Tuesday, May 13, 2008

How Government is Run

From the Washington Times:Regulators under fire for ignoring red flags.

Sheila Bair logged onto her e-mail account recently and got a pop-up ad offering a $175,000 home loan with monthly payments of only $400.

"I thought, 'Oh no, it's coming back already,' " said Mrs. Bair, the Federal Deposit Insurance Corp. chairman who had spotted problems with abusive and risky mortgages long before the mortgage crisis broke out last year.

The pop-up on the screen took her back several years to the time she first saw trouble brewing. The ads had been the warning flags: pop-ups, spam e-mails and junk-mail fliers offering loans at extraordinarily easy terms and low rates without explaining that the payments would eventually shoot up to unaffordable levels — a practice that will be banned in the future.

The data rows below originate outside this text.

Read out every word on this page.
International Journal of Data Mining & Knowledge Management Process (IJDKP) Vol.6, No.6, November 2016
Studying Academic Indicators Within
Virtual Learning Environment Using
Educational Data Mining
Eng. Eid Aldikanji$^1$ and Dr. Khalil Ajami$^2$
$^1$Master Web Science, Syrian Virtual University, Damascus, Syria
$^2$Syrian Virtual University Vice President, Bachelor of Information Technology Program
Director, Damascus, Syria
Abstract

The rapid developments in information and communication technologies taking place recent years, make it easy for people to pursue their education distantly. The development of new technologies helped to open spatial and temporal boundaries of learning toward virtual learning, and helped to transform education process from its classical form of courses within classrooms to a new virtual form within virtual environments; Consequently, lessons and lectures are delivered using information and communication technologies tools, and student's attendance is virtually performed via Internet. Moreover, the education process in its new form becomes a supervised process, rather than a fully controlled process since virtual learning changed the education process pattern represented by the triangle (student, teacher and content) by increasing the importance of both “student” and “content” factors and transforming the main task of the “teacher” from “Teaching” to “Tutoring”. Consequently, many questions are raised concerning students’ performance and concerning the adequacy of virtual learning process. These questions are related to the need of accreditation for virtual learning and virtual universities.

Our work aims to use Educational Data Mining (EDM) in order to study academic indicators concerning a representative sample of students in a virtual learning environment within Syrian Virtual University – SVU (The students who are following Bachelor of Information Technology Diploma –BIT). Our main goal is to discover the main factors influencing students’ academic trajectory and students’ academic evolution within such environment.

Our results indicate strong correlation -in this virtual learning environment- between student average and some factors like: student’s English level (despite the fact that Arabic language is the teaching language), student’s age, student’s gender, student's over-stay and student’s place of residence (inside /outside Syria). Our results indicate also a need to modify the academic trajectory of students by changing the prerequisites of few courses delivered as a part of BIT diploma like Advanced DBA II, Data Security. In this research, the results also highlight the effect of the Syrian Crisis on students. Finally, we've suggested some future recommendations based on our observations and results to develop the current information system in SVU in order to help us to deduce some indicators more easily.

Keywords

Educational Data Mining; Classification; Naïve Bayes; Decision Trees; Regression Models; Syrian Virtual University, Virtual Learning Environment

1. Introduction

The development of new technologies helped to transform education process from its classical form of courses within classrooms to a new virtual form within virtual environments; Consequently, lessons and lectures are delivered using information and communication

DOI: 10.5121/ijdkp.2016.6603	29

"Back then, we mainly looked at it as a consumer issue. I don't think anybody thought it had economic implications," Mrs. Bair said. Few people at the time had "a full appreciation of the costs of these mortgages, or [realized that] if the market stopped going up [borrowers] would lose their ability to pay."


First, we've met this bitch before right here. She is stupider than a rock, and the EE is insulting the rock, and he apologizes.

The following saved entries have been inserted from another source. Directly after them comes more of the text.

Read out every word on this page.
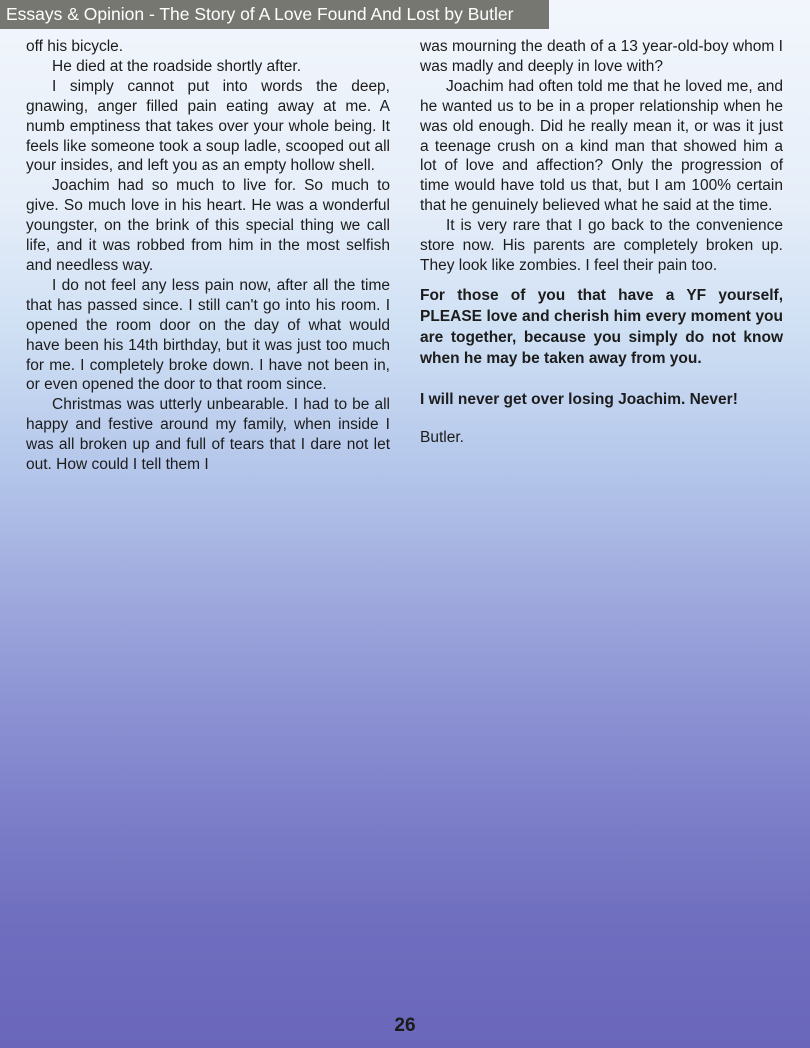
Essays & Opinion - The Story of A Love Found And Lost by Butler

off his bicycle.

He died at the roadside shortly after.

I simply cannot put into words the deep, gnawing, anger filled pain eating away at me. A numb emptiness that takes over your whole being. It feels like someone took a soup ladle, scooped out all your insides, and left you as an empty hollow shell.

Joachim had so much to live for. So much to give. So much love in his heart. He was a wonderful youngster, on the brink of this special thing we call life, and it was robbed from him in the most selfish and needless way.

I do not feel any less pain now, after all the time that has passed since. I still can't go into his room. I opened the room door on the day of what would have been his 14th birthday, but it was just too much for me. I completely broke down. I have not been in, or even opened the door to that room since.

Christmas was utterly unbearable. I had to be all happy and festive around my family, when inside I was all broken up and full of tears that I dare not let out. How could I tell them I

was mourning the death of a 13 year-old-boy whom I was madly and deeply in love with?

Joachim had often told me that he loved me, and he wanted us to be in a proper relationship when he was old enough. Did he really mean it, or was it just a teenage crush on a kind man that showed him a lot of love and affection? Only the progression of time would have told us that, but I am 100% certain that he genuinely believed what he said at the time.

It is very rare that I go back to the convenience store now. His parents are completely broken up. They look like zombies. I feel their pain too.

For those of you that have a YF yourself, PLEASE love and cherish him every moment you are together, because you simply do not know when he may be taken away from you.

I will never get over losing Joachim. Never!

Butler.

26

Secondly, if the buyers could only "pay" if the price was going up means that they were pulling out the appreciation to "pay" the monthly nut.

That is the freakin' definition of a Ponzi scheme which is illegal, the EE will point out to the ignorant government-salary bitch, for bleedin' obvious reasons.

However, we've lived through the Ultimate Ponzi Scheme.

What are the chances that she is doing this to preserve her job?